The neurotrophic and neuroprotective potential of the alpha-melanocyte-stimulating hormone (alpha-MSH) analog cyclo-[Ac-Nle(4),Asp(5),D-Phe(7),Lys(10)]alpha-MSH-(4-10) amide (melanotan-II), a potent melanocortin receptor agonist, was investigated. The sciatic nerve crush model was used as a paradigm to investigate the neurotrophic properties of melanotan-II. Melanotan-II significantly enhanced the recovery of sensory function following a crush lesion of the sciatic nerve in the rat at a dose of 20 microg kg(-1) per 48 h, s.c., but not at a dose of 2 or 50 microg kg(-1). In addition, we observed that melanotan-II also possesses neuroprotective properties, as it partially protected the nerve from a toxic neuropathy induced by cisplatin. Thus, the present data for the first time demonstrate the effectiveness of the potent alpha-MSH analog melanotan-II in nerve regeneration and neuroprotection.
Activation of melanocortin MC(4) receptors increases erectile activity in rats ex copula.[Pubmed:12409007]

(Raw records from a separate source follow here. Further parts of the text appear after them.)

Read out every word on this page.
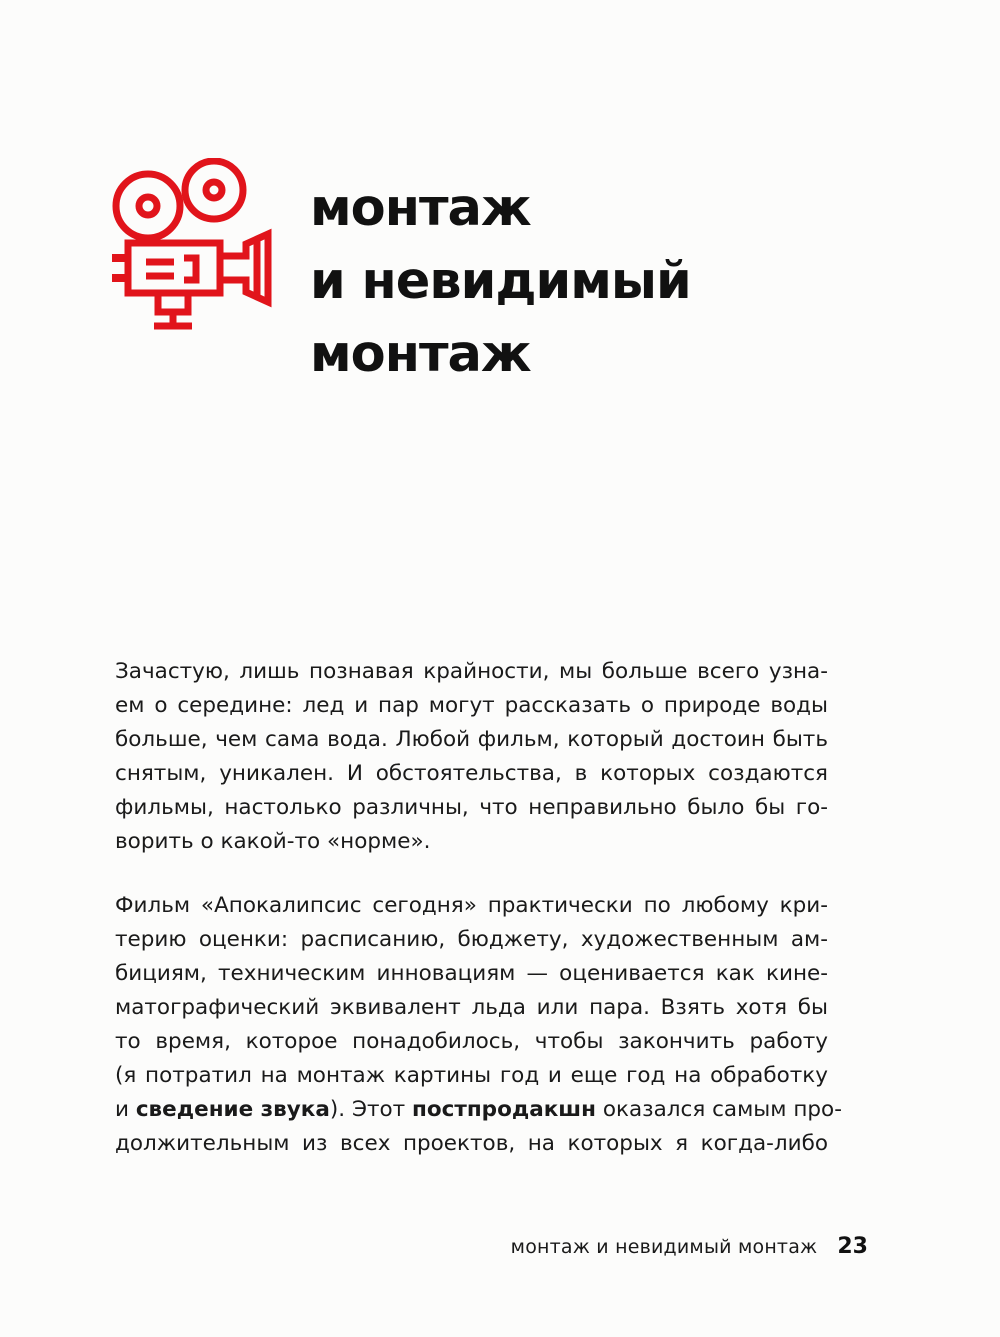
монтаж
и невидимый
монтаж
Зачастую, лишь познавая крайности, мы больше всего узна-
ем о середине: лед и пар могут рассказать о природе воды
больше, чем сама вода. Любой фильм, который достоин быть
снятым, уникален. И обстоятельства, в которых создаются
фильмы, настолько различны, что неправильно было бы го-
ворить о какой-то «норме».
Фильм «Апокалипсис сегодня» практически по любому кри-
терию оценки: расписанию, бюджету, художественным ам-
бициям, техническим инновациям — оценивается как кине-
матографический эквивалент льда или пара. Взять хотя бы
то время, которое понадобилось, чтобы закончить работу
(я потратил на монтаж картины год и еще год на обработку
и сведение звука). Этот постпродакшн оказался самым про-
должительным из всех проектов, на которых я когда-либо
монтаж и невидимый монтаж 23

Eur J Pharmacol. 2002 Nov 1;454(1):71-9.
Melanocortin peptide agonists, alpha-melanocyte stimulating hormone (alpha-MSH) and melanotan-II, stimulate erectile activity in a variety of species, including man. Since neither peptide discriminates amongst melanocortin receptors, it is not clear which subtype mediates these pro-erectile effects. Here, we present data that melanocortin-induced erectogenesis is mediated by melanocortin MC(4) receptors. Systemic administration of a melanocortin MC(4) receptor agonist (N-[(3R)-1,2,3,4-tetrahydroisoquinolinium-3-ylcarbonyl]-(1R)-1-(4-chlorobenzyl)-2 -[4-cyclohexyl-4-(1H-1,2,4-triazol-1ylmethyl)piperidin-1-yl]-2-oxoethylamine; THIQ) with high selectivity over other melanocortin receptors enhanced intracavernosal pressure and stimulated erectile activity in rats ex copula. THIQ dose-dependently (1-5 mg/kg, i.v.) increased the total number of erections, to an extent comparable or greater than that produced by apomorphine (0.025 mg/kg, s.c.). Central administration of THIQ (20 microg, intracerebroventricular (i.c.v.)) increased the number of reflexive penile erections; whereas administration of both a nonselective endogenous melanocortin MC(4) receptor antagonist (agouti-related protein (AgRP), 5.5. microg, i.c.v.) and a melanocortin MC(4) receptor preferring antagonist (MPB10, 1 mg/kg, i.v.) blocked THIQ-induced erectogenesis. These pro-erectile effects were also attenuated by systemic or central administration of an oxytocin antagonist (L-368899, 1 mg/kg, i.v.). Thus, melanocortin MC(4) receptor activation is sufficient for erectogenesis and these effects may involve oxytocinergic pathways.